In 1997, a stretch of coast near the town of Pedasí, about four hours from Panama City, drew the attention of French designer Gilles Saint-Gilles. Having built a house, he began to develop the area, bringing European craftspeople to train local residents. His focus is now on a large project called Azueros—a collection of residences, some of which can be rented—so Saint-Gilles has converted his house into a seven-room inn, the Villa Camilla.
Reached via a rugged dirt road, the property is a tranquil world unto itself. We arrived later than expected, but a pleasant young woman quickly made us feel welcome and comfortable. A spectacular stone-paved courtyard with ox-blood plaster walls, a circular fountain and wrought-iron doors led to a colonnaded galleria with a gorgeous pool flanked by stately palms. Our room came with tile floors, off-white plaster walls, wooden shutters and beautifully crafted furniture. The sumptuous bath had a reverse ziggurat plaster ceiling and a walk-in shower. I particularly recommend booking one of the four larger rooms: “Jasmine,” “Jacaranda,” “Roble” or “Hibiscus.”
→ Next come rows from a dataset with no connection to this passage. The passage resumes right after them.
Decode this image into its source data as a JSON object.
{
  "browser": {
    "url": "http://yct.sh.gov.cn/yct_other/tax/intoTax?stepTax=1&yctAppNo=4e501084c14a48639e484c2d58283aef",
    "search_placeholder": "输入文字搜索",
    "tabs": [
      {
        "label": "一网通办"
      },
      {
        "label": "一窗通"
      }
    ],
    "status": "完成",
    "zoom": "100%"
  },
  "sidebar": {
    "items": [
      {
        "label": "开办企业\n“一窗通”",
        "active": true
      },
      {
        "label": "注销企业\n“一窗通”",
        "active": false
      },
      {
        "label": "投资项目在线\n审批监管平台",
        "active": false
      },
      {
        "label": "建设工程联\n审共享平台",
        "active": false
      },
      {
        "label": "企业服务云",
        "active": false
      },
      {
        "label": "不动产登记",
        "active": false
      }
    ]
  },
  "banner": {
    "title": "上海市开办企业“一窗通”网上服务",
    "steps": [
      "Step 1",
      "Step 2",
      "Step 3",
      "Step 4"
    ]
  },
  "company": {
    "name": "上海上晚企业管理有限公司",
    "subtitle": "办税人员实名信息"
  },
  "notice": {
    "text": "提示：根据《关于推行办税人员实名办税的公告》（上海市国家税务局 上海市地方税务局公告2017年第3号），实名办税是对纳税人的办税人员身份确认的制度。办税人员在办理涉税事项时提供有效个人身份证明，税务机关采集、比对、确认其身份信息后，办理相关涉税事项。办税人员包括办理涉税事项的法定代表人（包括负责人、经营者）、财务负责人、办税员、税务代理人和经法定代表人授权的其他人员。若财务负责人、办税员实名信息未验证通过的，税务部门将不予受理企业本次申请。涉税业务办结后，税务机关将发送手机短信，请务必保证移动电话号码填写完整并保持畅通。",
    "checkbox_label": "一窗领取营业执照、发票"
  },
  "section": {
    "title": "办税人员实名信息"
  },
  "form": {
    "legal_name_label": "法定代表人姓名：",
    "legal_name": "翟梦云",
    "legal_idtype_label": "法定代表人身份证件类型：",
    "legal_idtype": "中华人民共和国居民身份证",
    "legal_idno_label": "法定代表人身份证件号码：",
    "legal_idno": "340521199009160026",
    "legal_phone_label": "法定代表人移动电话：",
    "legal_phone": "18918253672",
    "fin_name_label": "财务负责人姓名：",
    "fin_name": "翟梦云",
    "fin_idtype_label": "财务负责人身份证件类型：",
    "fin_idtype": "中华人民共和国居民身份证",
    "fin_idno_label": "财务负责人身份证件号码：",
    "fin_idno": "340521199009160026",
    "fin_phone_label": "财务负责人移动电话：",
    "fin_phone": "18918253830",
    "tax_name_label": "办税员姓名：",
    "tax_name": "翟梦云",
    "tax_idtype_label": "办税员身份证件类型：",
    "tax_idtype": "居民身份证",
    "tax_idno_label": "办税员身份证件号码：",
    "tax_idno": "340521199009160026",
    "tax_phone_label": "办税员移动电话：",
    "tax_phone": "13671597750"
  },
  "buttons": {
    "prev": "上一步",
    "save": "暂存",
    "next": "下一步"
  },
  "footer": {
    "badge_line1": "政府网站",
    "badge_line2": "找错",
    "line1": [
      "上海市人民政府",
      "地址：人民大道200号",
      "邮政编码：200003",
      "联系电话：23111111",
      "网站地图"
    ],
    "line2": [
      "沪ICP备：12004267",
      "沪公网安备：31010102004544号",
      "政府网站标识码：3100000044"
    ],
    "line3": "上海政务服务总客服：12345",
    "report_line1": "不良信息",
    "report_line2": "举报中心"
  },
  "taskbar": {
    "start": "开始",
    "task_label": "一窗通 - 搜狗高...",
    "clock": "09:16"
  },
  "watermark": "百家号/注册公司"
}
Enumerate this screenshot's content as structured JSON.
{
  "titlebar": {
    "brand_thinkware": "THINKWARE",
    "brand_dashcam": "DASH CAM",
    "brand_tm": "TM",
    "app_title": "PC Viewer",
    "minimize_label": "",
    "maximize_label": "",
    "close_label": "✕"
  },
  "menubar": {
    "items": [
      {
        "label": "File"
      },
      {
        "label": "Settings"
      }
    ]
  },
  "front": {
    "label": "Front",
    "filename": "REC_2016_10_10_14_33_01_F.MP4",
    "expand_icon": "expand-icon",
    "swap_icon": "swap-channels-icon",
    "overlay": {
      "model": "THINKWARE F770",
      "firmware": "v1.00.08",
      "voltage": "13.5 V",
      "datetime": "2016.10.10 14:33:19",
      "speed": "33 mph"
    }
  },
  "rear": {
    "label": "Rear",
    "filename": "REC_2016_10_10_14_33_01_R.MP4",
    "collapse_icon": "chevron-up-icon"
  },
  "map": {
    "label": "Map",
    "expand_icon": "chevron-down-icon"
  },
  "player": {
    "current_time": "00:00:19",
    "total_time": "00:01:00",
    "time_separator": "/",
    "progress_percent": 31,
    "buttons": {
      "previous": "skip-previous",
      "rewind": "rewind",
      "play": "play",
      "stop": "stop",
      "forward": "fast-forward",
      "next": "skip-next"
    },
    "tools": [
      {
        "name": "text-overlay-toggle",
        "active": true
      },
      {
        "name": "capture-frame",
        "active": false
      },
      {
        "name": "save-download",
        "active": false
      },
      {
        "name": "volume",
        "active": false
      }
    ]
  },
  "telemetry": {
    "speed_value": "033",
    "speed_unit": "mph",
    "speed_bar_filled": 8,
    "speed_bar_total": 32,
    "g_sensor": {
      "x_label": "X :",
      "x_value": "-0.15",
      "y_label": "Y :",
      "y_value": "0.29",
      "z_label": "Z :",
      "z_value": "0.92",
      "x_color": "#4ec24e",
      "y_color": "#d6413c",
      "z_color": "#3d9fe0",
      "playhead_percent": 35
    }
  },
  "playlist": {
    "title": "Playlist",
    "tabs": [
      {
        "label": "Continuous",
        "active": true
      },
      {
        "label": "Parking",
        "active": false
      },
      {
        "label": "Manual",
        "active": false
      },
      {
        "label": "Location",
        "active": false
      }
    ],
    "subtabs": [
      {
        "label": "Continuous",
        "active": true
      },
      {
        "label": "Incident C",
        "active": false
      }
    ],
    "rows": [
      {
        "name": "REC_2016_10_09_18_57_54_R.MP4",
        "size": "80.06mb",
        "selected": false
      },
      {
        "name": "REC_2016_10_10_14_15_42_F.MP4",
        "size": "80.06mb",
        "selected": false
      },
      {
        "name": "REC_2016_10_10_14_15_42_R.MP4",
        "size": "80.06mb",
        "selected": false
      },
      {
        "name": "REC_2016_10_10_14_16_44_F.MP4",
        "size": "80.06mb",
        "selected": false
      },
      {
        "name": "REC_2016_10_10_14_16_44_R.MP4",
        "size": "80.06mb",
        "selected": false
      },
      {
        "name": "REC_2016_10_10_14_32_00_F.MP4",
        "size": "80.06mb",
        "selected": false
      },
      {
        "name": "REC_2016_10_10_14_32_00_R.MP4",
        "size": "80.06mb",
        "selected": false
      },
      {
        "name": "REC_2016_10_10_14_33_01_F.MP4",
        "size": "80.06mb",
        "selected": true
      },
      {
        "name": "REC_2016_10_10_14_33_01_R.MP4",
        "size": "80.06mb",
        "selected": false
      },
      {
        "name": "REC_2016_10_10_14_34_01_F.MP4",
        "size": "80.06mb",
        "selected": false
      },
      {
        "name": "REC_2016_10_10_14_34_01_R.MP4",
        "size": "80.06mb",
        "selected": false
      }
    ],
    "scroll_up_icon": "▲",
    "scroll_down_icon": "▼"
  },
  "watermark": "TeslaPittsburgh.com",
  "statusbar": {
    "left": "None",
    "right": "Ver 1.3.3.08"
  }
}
The property does not have a formal restaurant. Instead, meals are chiefly taken beside the pool. The service is casual, and the menu of French-Panamanian cuisine is limited to two or three selections per meal, mostly seafood, but also meat or chicken, plus a vegetarian option. The ocean is a 15-minute walk away, and although the beach is rather gray owing to the volcanic soil, the natural setting is lovely. Activities include fishing, horseback riding, mountain biking and hiking, plus trips to the Isla Iguana Wildlife Refuge, which is ringed by white-sand beaches and coral reefs.
The road from Panama City to Pedasí is being widened, and when the work is completed in early 2012, the drive should be cut to three hours. At the time of our visit, there was no scheduled air link—there has been in the past—but we heard talk that Air Panama may resume service to Pedasí in time for the holidays. The inn can arrange charter flights aboard a twin-engine six-seat aircraft, which cost about $725 each way. Villa Camilla is certainly worth the effort, as it is a place of exceptional charm and serenity.
Villa Camilla 91 Large Room, $300-$450 (high season).